Understanding Greenwashing Jargon

At Usher Plant Care, we are Organic Landcare Professionals who aim for sustainable plant health care and tick management methods…and we homebrew regenerative compost teas.

That’s a lot of lingo!

Are you confused by arboriculture marketing buzzwords? You’re not alone. That’s because unfortunately, businesses guilty of “greenwashing” would love to confuse you into buying their so-called “natural” products and services. To be honest, although there are official federal guidelines for organic foods and farms, there aren’t any of these standards in the plant healthcare industry yet.

I constantly come across harmful, lab-engineered materials being passed off as healthy/eco-friendly by using tricky wording. Let’s decode these terms a bit.

As related to arboriculture, here’s a quick guide:
NATURAL - a vague term that is often used to describe a product that is derived from an organic source but synthetically modified. A slippery term for sure. Nature and people suffer the unwanted fallout. Ask questions and look deeper. This can be greenwashing.

ORGANIC - leave out the bad stuff! Materials used are nature-sourced instead of lab-created. ex: using targeted biological controls found in nature rather than broad-spectrum chemicals. 
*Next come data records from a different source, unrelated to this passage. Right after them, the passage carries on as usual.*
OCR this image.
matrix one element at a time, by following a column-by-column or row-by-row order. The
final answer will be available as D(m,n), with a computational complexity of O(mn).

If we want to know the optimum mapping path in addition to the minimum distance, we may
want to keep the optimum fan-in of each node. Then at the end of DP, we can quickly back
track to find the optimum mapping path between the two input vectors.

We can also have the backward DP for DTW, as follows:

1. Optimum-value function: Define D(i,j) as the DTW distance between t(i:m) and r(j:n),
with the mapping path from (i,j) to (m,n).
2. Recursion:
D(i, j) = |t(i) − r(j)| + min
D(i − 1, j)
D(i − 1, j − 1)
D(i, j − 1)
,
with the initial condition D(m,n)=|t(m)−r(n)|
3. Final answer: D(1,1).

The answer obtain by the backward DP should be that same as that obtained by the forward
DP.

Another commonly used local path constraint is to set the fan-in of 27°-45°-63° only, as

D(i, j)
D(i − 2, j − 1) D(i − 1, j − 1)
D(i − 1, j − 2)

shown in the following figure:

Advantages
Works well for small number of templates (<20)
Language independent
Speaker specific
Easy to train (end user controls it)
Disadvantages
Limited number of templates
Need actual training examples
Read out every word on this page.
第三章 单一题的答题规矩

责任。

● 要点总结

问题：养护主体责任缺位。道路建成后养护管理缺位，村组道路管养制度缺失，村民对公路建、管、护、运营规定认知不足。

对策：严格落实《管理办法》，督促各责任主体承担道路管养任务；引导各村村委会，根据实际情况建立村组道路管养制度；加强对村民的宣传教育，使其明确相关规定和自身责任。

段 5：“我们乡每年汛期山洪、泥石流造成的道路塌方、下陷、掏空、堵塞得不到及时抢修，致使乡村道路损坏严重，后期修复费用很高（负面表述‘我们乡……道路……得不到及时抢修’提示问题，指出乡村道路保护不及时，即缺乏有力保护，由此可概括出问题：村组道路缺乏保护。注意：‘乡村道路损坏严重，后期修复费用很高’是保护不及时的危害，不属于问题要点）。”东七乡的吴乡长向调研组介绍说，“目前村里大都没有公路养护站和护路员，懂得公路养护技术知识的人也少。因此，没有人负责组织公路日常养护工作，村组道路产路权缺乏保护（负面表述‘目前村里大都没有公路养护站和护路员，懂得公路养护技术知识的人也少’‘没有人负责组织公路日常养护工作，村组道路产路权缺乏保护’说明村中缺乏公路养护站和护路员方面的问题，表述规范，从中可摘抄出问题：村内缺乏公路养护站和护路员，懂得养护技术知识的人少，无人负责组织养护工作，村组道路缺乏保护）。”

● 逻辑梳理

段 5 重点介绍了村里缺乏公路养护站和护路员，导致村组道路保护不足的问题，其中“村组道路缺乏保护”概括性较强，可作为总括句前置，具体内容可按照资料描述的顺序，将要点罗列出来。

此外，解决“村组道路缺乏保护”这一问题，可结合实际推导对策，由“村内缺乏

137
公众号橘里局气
SUSTAINABLE - neutral, perpetual, effective systems! Systems in harmony with nature that don’t use materials/methods that diminish natural resources. ex: planting native shrubs in healthy soil rather than planning poorly and using infinite inputs to “force” growth

REGENERATIVE - methods that heal, restore & replenish! Aims to create diverse systems that actually regenerate rather than just sustain - positive instead of neutral if you will. ex: employing compost teas to establish, support and spread healthy soil microbiology rather than chemical fertilizers that promote one plant’s health one time but destroys soil health overall

This is oversimplifying some very important topics that I hope interest you to dig further. We encourage you to think twice and do some research before buying a “natural” bug spray or signing a contract with mosquito control company advertising “natural” methods. You deserve better and so does our environment.